Many policymakers assume that any increase in intellectual property protection must be good for whoever works in the field. As we've tried to show, this is assuredly not the case in the field of computer programming. Nearly all programmers view patents as an unwelcome intrusion, limiting both their ability to do their work and their freedom of expression.

At this point, so many patents have been issued by the Patent and Trademark Office that the prospect of overturning them by finding prior art, one at a time, is almost unthinkable. Even if the Patent Office learns to understand software better in the future, the mistakes that are being made now will follow the industry into the next century unless there is a dramatic turnaround in policy.

The U.S. Patent and Trademark Office recently established an Advisory Commission on Patent Law Reform that is charged with examining a number of issues, including software patents--or what it prefers to call patents on ''computer-program-related inventions.'' Unfortunately, the commission's subcommittee on software does not include any prominent software industry representatives who have expressed doubts about software patents.
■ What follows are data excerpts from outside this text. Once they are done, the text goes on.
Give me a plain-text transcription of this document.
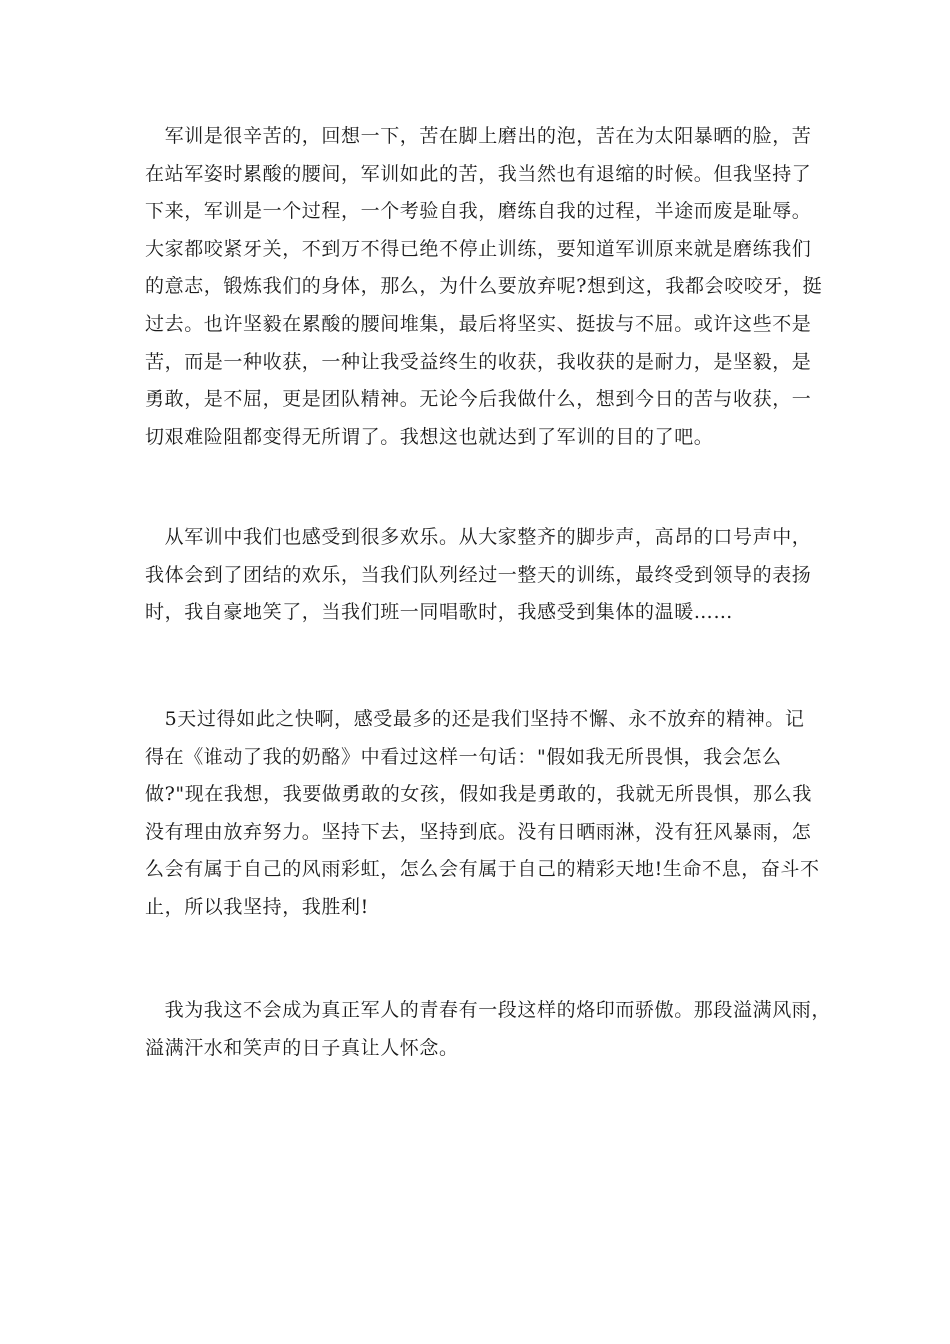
　军训是很辛苦的，回想一下，苦在脚上磨出的泡，苦在为太阳暴晒的脸，苦
在站军姿时累酸的腰间，军训如此的苦，我当然也有退缩的时候。但我坚持了
下来，军训是一个过程，一个考验自我，磨练自我的过程，半途而废是耻辱。
大家都咬紧牙关，不到万不得已绝不停止训练，要知道军训原来就是磨练我们
的意志，锻炼我们的身体，那么，为什么要放弃呢?想到这，我都会咬咬牙，挺
过去。也许坚毅在累酸的腰间堆集，最后将坚实、挺拔与不屈。或许这些不是
苦，而是一种收获，一种让我受益终生的收获，我收获的是耐力，是坚毅，是
勇敢，是不屈，更是团队精神。无论今后我做什么，想到今日的苦与收获，一
切艰难险阻都变得无所谓了。我想这也就达到了军训的目的了吧。
　从军训中我们也感受到很多欢乐。从大家整齐的脚步声，高昂的口号声中，
我体会到了团结的欢乐，当我们队列经过一整天的训练，最终受到领导的表扬
时，我自豪地笑了，当我们班一同唱歌时，我感受到集体的温暖……
　5天过得如此之快啊，感受最多的还是我们坚持不懈、永不放弃的精神。记
得在《谁动了我的奶酪》中看过这样一句话："假如我无所畏惧，我会怎么
做?"现在我想，我要做勇敢的女孩，假如我是勇敢的，我就无所畏惧，那么我
没有理由放弃努力。坚持下去，坚持到底。没有日晒雨淋，没有狂风暴雨，怎
么会有属于自己的风雨彩虹，怎么会有属于自己的精彩天地!生命不息，奋斗不
止，所以我坚持，我胜利!
　我为我这不会成为真正军人的青春有一段这样的烙印而骄傲。那段溢满风雨，
溢满汗水和笑声的日子真让人怀念。
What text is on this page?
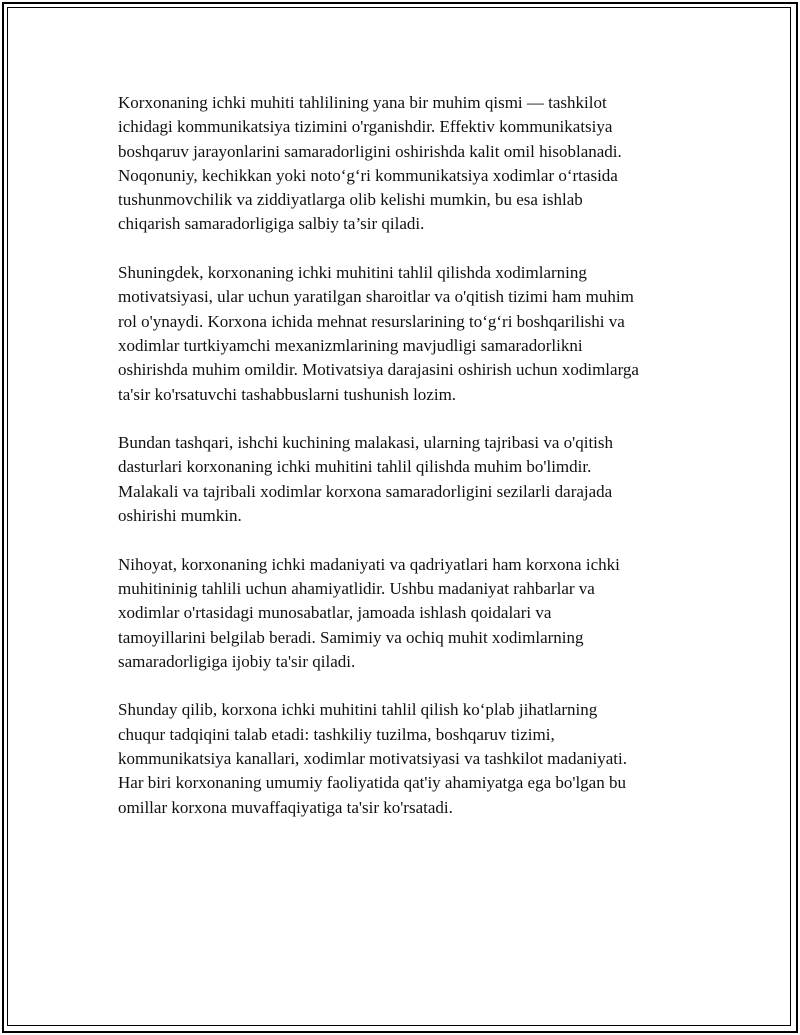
Korxonaning ichki muhiti tahlilining yana bir muhim qismi — tashkilot
ichidagi kommunikatsiya tizimini o'rganishdir. Effektiv kommunikatsiya
boshqaruv jarayonlarini samaradorligini oshirishda kalit omil hisoblanadi.
Noqonuniy, kechikkan yoki noto‘g‘ri kommunikatsiya xodimlar o‘rtasida
tushunmovchilik va ziddiyatlarga olib kelishi mumkin, bu esa ishlab
chiqarish samaradorligiga salbiy ta’sir qiladi.

Shuningdek, korxonaning ichki muhitini tahlil qilishda xodimlarning
motivatsiyasi, ular uchun yaratilgan sharoitlar va o'qitish tizimi ham muhim
rol o'ynaydi. Korxona ichida mehnat resurslarining to‘g‘ri boshqarilishi va
xodimlar turtkiyamchi mexanizmlarining mavjudligi samaradorlikni
oshirishda muhim omildir. Motivatsiya darajasini oshirish uchun xodimlarga
ta'sir ko'rsatuvchi tashabbuslarni tushunish lozim.

Bundan tashqari, ishchi kuchining malakasi, ularning tajribasi va o'qitish
dasturlari korxonaning ichki muhitini tahlil qilishda muhim bo'limdir.
Malakali va tajribali xodimlar korxona samaradorligini sezilarli darajada
oshirishi mumkin.

Nihoyat, korxonaning ichki madaniyati va qadriyatlari ham korxona ichki
muhitininig tahlili uchun ahamiyatlidir. Ushbu madaniyat rahbarlar va
xodimlar o'rtasidagi munosabatlar, jamoada ishlash qoidalari va
tamoyillarini belgilab beradi. Samimiy va ochiq muhit xodimlarning
samaradorligiga ijobiy ta'sir qiladi.

Shunday qilib, korxona ichki muhitini tahlil qilish ko‘plab jihatlarning
chuqur tadqiqini talab etadi: tashkiliy tuzilma, boshqaruv tizimi,
kommunikatsiya kanallari, xodimlar motivatsiyasi va tashkilot madaniyati.
Har biri korxonaning umumiy faoliyatida qat'iy ahamiyatga ega bo'lgan bu
omillar korxona muvaffaqiyatiga ta'sir ko'rsatadi.
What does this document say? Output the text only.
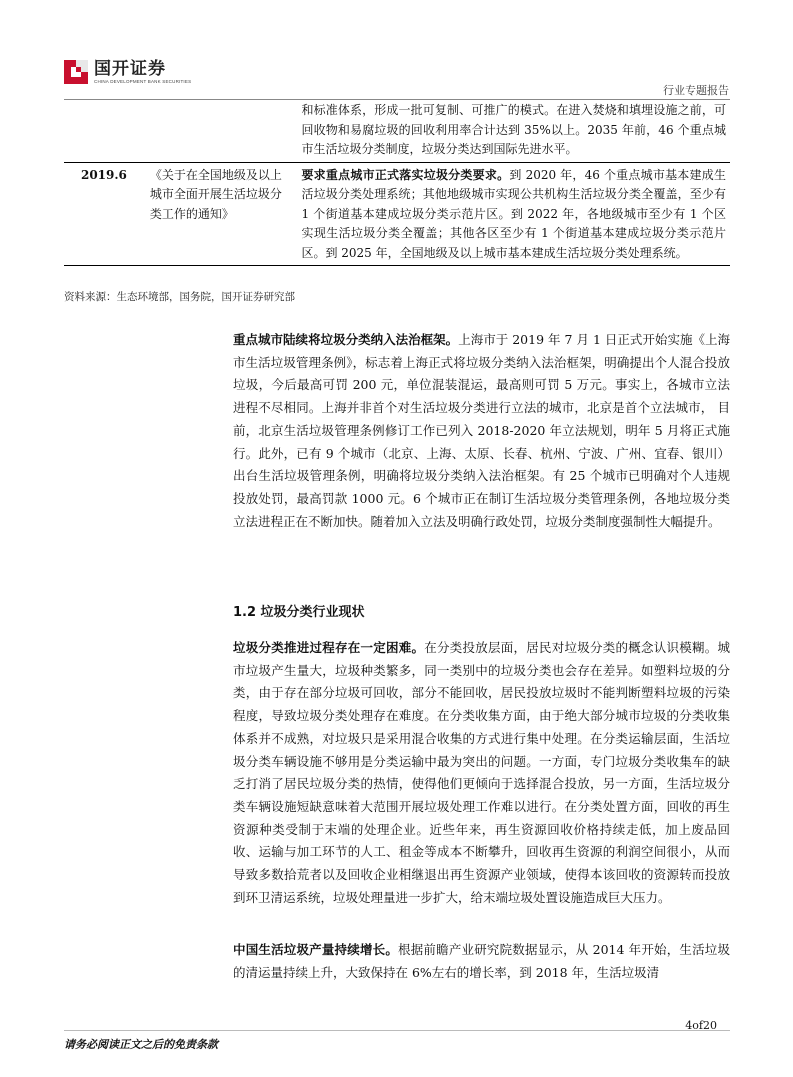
国开证券
CHINA DEVELOPMENT BANK SECURITIES
行业专题报告
		和标准体系，形成一批可复制、可推广的模式。在进入焚烧和填埋设施之前，可回收物和易腐垃圾的回收利用率合计达到 35%以上。2035 年前，46 个重点城市生活垃圾分类制度，垃圾分类达到国际先进水平。
2019.6	《关于在全国地级及以上城市全面开展生活垃圾分类工作的通知》	要求重点城市正式落实垃圾分类要求。到 2020 年，46 个重点城市基本建成生活垃圾分类处理系统；其他地级城市实现公共机构生活垃圾分类全覆盖，至少有 1 个街道基本建成垃圾分类示范片区。到 2022 年，各地级城市至少有 1 个区实现生活垃圾分类全覆盖；其他各区至少有 1 个街道基本建成垃圾分类示范片区。到 2025 年，全国地级及以上城市基本建成生活垃圾分类处理系统。
资料来源：生态环境部，国务院，国开证券研究部
重点城市陆续将垃圾分类纳入法治框架。上海市于 2019 年 7 月 1 日正式开始实施《上海市生活垃圾管理条例》，标志着上海正式将垃圾分类纳入法治框架，明确提出个人混合投放垃圾，今后最高可罚 200 元，单位混装混运，最高则可罚 5 万元。事实上，各城市立法进程不尽相同。上海并非首个对生活垃圾分类进行立法的城市，北京是首个立法城市， 目前，北京生活垃圾管理条例修订工作已列入 2018-2020 年立法规划，明年 5 月将正式施行。此外，已有 9 个城市（北京、上海、太原、长春、杭州、宁波、广州、宜春、银川）出台生活垃圾管理条例，明确将垃圾分类纳入法治框架。有 25 个城市已明确对个人违规投放处罚，最高罚款 1000 元。6 个城市正在制订生活垃圾分类管理条例，各地垃圾分类立法进程正在不断加快。随着加入立法及明确行政处罚，垃圾分类制度强制性大幅提升。
1.2 垃圾分类行业现状
垃圾分类推进过程存在一定困难。在分类投放层面，居民对垃圾分类的概念认识模糊。城市垃圾产生量大，垃圾种类繁多，同一类别中的垃圾分类也会存在差异。如塑料垃圾的分类，由于存在部分垃圾可回收，部分不能回收，居民投放垃圾时不能判断塑料垃圾的污染程度，导致垃圾分类处理存在难度。在分类收集方面，由于绝大部分城市垃圾的分类收集体系并不成熟，对垃圾只是采用混合收集的方式进行集中处理。在分类运输层面，生活垃圾分类车辆设施不够用是分类运输中最为突出的问题。一方面，专门垃圾分类收集车的缺乏打消了居民垃圾分类的热情，使得他们更倾向于选择混合投放，另一方面，生活垃圾分类车辆设施短缺意味着大范围开展垃圾处理工作难以进行。在分类处置方面，回收的再生资源种类受制于末端的处理企业。近些年来，再生资源回收价格持续走低，加上废品回收、运输与加工环节的人工、租金等成本不断攀升，回收再生资源的利润空间很小，从而导致多数拾荒者以及回收企业相继退出再生资源产业领域，使得本该回收的资源转而投放到环卫清运系统，垃圾处理量进一步扩大，给末端垃圾处置设施造成巨大压力。
中国生活垃圾产量持续增长。根据前瞻产业研究院数据显示，从 2014 年开始，生活垃圾的清运量持续上升，大致保持在 6%左右的增长率，到 2018 年，生活垃圾清
4of20
请务必阅读正文之后的免责条款
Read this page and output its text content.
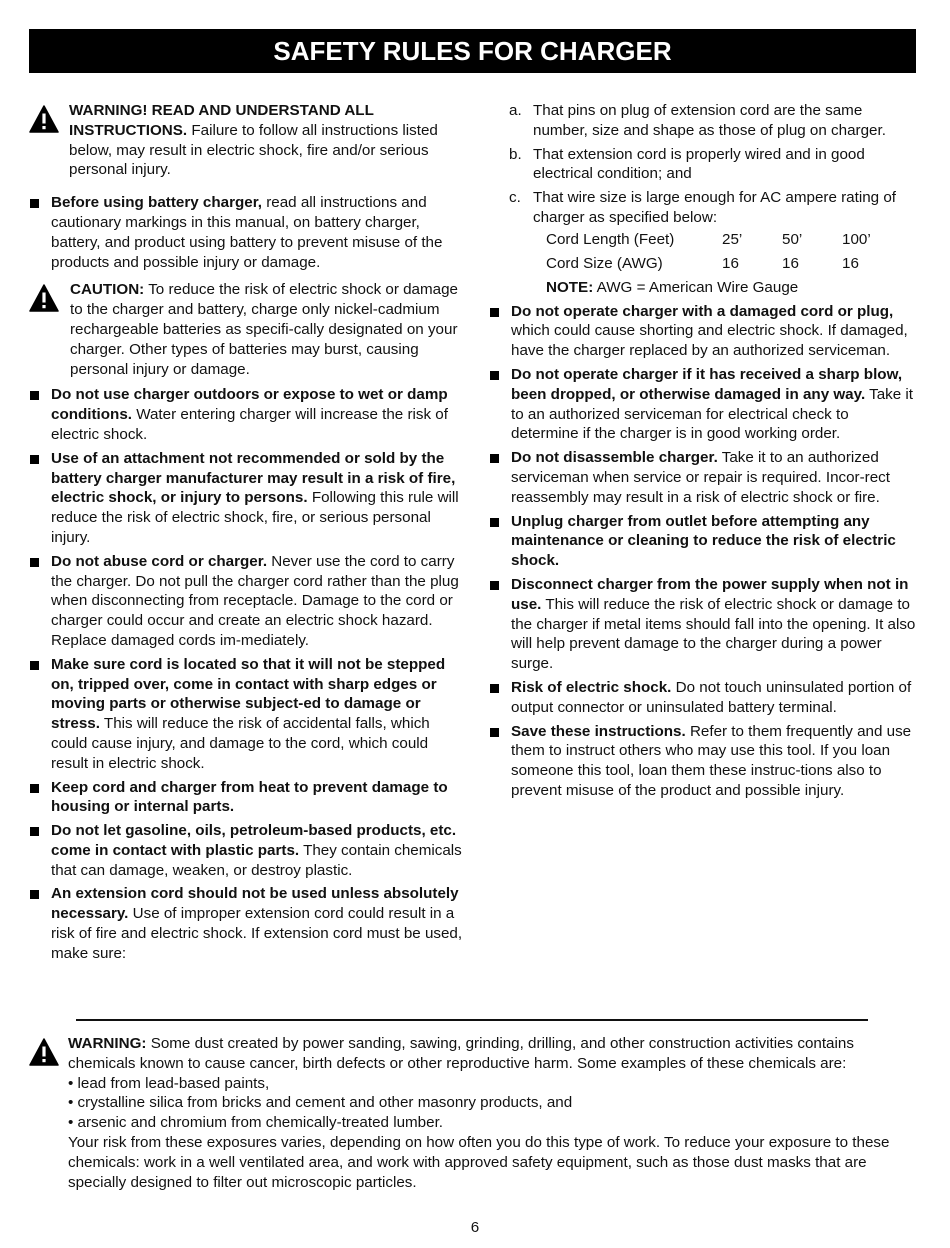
SAFETY RULES FOR CHARGER
WARNING! READ AND UNDERSTAND ALL INSTRUCTIONS. Failure to follow all instructions listed below, may result in electric shock, fire and/or serious personal injury.
Before using battery charger, read all instructions and cautionary markings in this manual, on battery charger, battery, and product using battery to prevent misuse of the products and possible injury or damage.
CAUTION: To reduce the risk of electric shock or damage to the charger and battery, charge only nickel-cadmium rechargeable batteries as specifi-cally designated on your charger. Other types of batteries may burst, causing personal injury or damage.
Do not use charger outdoors or expose to wet or damp conditions. Water entering charger will increase the risk of electric shock.
Use of an attachment not recommended or sold by the battery charger manufacturer may result in a risk of fire, electric shock, or injury to persons. Following this rule will reduce the risk of electric shock, fire, or serious personal injury.
Do not abuse cord or charger. Never use the cord to carry the charger. Do not pull the charger cord rather than the plug when disconnecting from receptacle. Damage to the cord or charger could occur and create an electric shock hazard. Replace damaged cords im-mediately.
Make sure cord is located so that it will not be stepped on, tripped over, come in contact with sharp edges or moving parts or otherwise subject-ed to damage or stress. This will reduce the risk of accidental falls, which could cause injury, and damage to the cord, which could result in electric shock.
Keep cord and charger from heat to prevent damage to housing or internal parts.
Do not let gasoline, oils, petroleum-based products, etc. come in contact with plastic parts. They contain chemicals that can damage, weaken, or destroy plastic.
An extension cord should not be used unless absolutely necessary. Use of improper extension cord could result in a risk of fire and electric shock. If extension cord must be used, make sure:
a. That pins on plug of extension cord are the same number, size and shape as those of plug on charger.
b. That extension cord is properly wired and in good electrical condition; and
c. That wire size is large enough for AC ampere rating of charger as specified below:
Cord Length (Feet)	25’	50’	100’
Cord Size (AWG)	16	16	16
NOTE: AWG = American Wire Gauge
Do not operate charger with a damaged cord or plug, which could cause shorting and electric shock. If damaged, have the charger replaced by an authorized serviceman.
Do not operate charger if it has received a sharp blow, been dropped, or otherwise damaged in any way. Take it to an authorized serviceman for electrical check to determine if the charger is in good working order.
Do not disassemble charger. Take it to an authorized serviceman when service or repair is required. Incor-rect reassembly may result in a risk of electric shock or fire.
Unplug charger from outlet before attempting any maintenance or cleaning to reduce the risk of electric shock.
Disconnect charger from the power supply when not in use. This will reduce the risk of electric shock or damage to the charger if metal items should fall into the opening. It also will help prevent damage to the charger during a power surge.
Risk of electric shock. Do not touch uninsulated portion of output connector or uninsulated battery terminal.
Save these instructions. Refer to them frequently and use them to instruct others who may use this tool. If you loan someone this tool, loan them these instruc-tions also to prevent misuse of the product and possible injury.
WARNING: Some dust created by power sanding, sawing, grinding, drilling, and other construction activities contains chemicals known to cause cancer, birth defects or other reproductive harm. Some examples of these chemicals are:
• lead from lead-based paints,
• crystalline silica from bricks and cement and other masonry products, and
• arsenic and chromium from chemically-treated lumber.
Your risk from these exposures varies, depending on how often you do this type of work. To reduce your exposure to these chemicals: work in a well ventilated area, and work with approved safety equipment, such as those dust masks that are specially designed to filter out microscopic particles.
6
But the subcommittee is required to consider public comment. The commission's final report is not due until August 1992, so there is still time to make one's voice heard.

Although influencing the Patent Office might produce some benefits, the really necessary reforms are likely to come only through intervention by the Supreme Court or Congress. Waiting for Court action is not the answer: No one can force the Supreme Court to rule on a relevant case, and there is no guarantee that the Court would decide to change Patent Office practice or to do anything about existing patents. The most effective course of action, therefore, is to encourage Congress to amend the patent law to disallow software patents and, if possible, invalidate those that have already been awarded. The House Subcommittee on Intellectual Property and the Administration of Justice, chaired by Representative William J. Hughes (D-N.J.), should take the lead by scheduling hearings on the subject and calling for a congressionally sponsored economic analysis of the effect of software patents on the industry.

The computer industry grew to be vibrant and healthy without patents. Unless those who want software patents can demonstrate that they are necessary to the health of the industry, Congress should feel justified in eliminating this barrier to innovation.